Under the Indiana law, reimbursement has been forbidden to any provider of abortion services, other than a hospital. This removes from the pool of Medicaid providers a large swath of family planning providers, most notably and significantly, Planned Parenthood. Under Medicaid’s “equal access” requirement, states must reimburse providers in a way that “assure[s] that payments are consistent with efficiency, economy, and quality of care and are sufficient to enlist enough providers so that care and services are available under the plan at least to the extent that such care and services are available to the general population in the geographic area.” Additional requirements also exist to ensure adequate access across each state.

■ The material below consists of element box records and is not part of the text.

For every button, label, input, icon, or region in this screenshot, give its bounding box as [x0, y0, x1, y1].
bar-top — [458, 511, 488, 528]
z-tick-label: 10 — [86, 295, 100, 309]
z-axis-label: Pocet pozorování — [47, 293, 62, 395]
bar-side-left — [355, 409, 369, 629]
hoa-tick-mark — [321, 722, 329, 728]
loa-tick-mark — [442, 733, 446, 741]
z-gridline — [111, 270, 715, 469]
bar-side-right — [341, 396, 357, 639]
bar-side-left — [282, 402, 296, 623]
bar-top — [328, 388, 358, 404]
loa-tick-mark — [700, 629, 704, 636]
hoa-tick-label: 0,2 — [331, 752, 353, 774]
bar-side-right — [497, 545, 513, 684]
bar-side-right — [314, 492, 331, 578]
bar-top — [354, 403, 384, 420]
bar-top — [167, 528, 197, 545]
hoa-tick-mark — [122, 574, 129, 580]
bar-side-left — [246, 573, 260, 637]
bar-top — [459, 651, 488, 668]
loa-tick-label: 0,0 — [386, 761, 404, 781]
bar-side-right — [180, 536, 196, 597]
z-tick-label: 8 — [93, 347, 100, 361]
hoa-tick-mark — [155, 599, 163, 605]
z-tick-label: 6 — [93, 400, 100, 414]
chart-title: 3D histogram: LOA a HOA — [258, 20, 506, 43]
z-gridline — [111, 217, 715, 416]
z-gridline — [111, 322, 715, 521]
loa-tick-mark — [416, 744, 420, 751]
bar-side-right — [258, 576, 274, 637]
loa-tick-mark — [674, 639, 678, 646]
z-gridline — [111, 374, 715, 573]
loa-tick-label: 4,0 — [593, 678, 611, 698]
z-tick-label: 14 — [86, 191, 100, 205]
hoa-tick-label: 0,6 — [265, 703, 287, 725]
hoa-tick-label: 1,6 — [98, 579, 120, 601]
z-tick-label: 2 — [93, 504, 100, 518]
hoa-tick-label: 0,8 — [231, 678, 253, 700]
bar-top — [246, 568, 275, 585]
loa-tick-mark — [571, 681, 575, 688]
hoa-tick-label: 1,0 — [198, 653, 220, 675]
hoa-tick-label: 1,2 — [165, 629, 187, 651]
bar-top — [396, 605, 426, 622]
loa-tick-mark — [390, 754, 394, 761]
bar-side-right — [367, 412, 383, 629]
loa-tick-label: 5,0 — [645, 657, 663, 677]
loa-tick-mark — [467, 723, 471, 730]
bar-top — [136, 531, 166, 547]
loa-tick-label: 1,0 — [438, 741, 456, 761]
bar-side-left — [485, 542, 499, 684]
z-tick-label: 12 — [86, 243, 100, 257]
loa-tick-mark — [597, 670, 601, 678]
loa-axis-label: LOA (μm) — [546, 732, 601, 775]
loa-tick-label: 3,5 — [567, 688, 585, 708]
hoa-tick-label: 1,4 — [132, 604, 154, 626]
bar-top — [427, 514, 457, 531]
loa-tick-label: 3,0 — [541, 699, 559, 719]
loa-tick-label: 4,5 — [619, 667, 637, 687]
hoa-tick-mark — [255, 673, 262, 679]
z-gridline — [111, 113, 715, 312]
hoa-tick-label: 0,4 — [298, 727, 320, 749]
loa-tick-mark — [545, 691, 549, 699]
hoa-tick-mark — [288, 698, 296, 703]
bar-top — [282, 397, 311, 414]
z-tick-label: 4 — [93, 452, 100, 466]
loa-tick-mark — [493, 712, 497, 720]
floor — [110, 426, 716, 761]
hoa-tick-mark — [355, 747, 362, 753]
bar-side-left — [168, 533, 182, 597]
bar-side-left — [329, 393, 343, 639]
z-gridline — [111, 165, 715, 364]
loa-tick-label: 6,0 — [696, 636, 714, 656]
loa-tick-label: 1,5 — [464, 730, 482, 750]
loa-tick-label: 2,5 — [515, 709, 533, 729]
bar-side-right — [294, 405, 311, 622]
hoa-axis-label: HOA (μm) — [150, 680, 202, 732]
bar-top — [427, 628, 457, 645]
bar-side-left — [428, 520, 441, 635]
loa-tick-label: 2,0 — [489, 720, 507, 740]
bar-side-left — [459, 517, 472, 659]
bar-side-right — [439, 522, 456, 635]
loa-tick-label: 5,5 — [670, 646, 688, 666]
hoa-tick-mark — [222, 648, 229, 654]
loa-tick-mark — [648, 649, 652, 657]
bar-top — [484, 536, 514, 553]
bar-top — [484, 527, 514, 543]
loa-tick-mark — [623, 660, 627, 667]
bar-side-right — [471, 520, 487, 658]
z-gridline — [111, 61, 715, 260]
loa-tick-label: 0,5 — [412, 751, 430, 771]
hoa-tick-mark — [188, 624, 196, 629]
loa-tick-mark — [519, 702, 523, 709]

Cutting off Medicaid funding to Planned Parenthood clearly violates the law in this regard, since 48% of Planned Parenthood’ patients are Medicaid patients, and 60% of women whose care comes from health centers like those operated by Planned Parenthood say that these institutions are their main health care providers.
Moreover, the “any willing provider” requirement of federal Medicaid law directs state Medicaid programs to allow eligible individuals to receive care “from any institution, agency, community pharmacy, or person, qualified to perform the service or services required…who undertakes to provide him such services, and enrollment of an individual eligible for medical assistance.” This provision is implemented in CMS’s “free choice of provider” regulation, which explicitly states that under no circumstance can the “free choice of provider” protection be compromised with respect to providers of family planning services. These rules, which have remained constant despite significant changes in the flexibility of the Medicaid program through both Democratic and Republican administrations, clearly establish the protections that require state Medicaid programs to provide beneficiaries with the same opportunity to choose and receive covered health care services from any qualified provider in the same way as any member of the general population seeking health care services.

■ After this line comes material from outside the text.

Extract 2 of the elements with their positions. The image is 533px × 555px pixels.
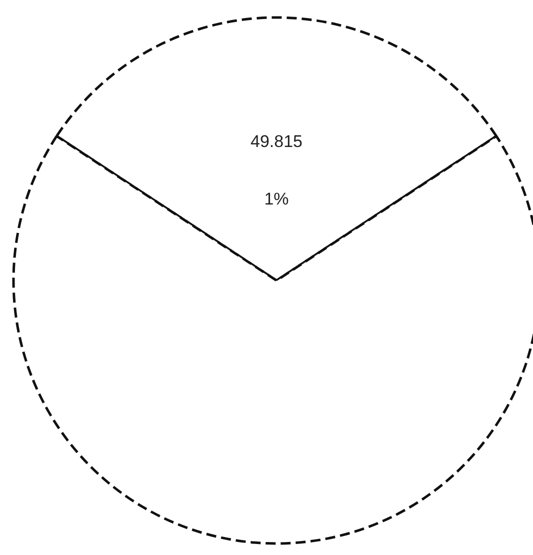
text: 49.815	[250, 132, 302, 152]
text: 1%	[264, 189, 289, 208]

Legislation like the bill passed by the Indiana legislature to exclude such Medicaid providers stands in direct opposition to longstanding Congressional intent, and create serious access concerns for both patients and providers- a point that was clarified by Congress during the recent debate on the FY 2011 Continuing Resolution when a similar effort was defeated in the Senate by a vote of 58-42.
The restrictions threatened by state legislatures blatantly contradict the spirit and letter of well-established and long accepted law. These principles have been backed repeatedly over many years – truly bipartisan support. We write not to ask support for new law, but for vigorous, prompt enforcement of existing law.
Thank you, in advance, for your prompt consideration of this request.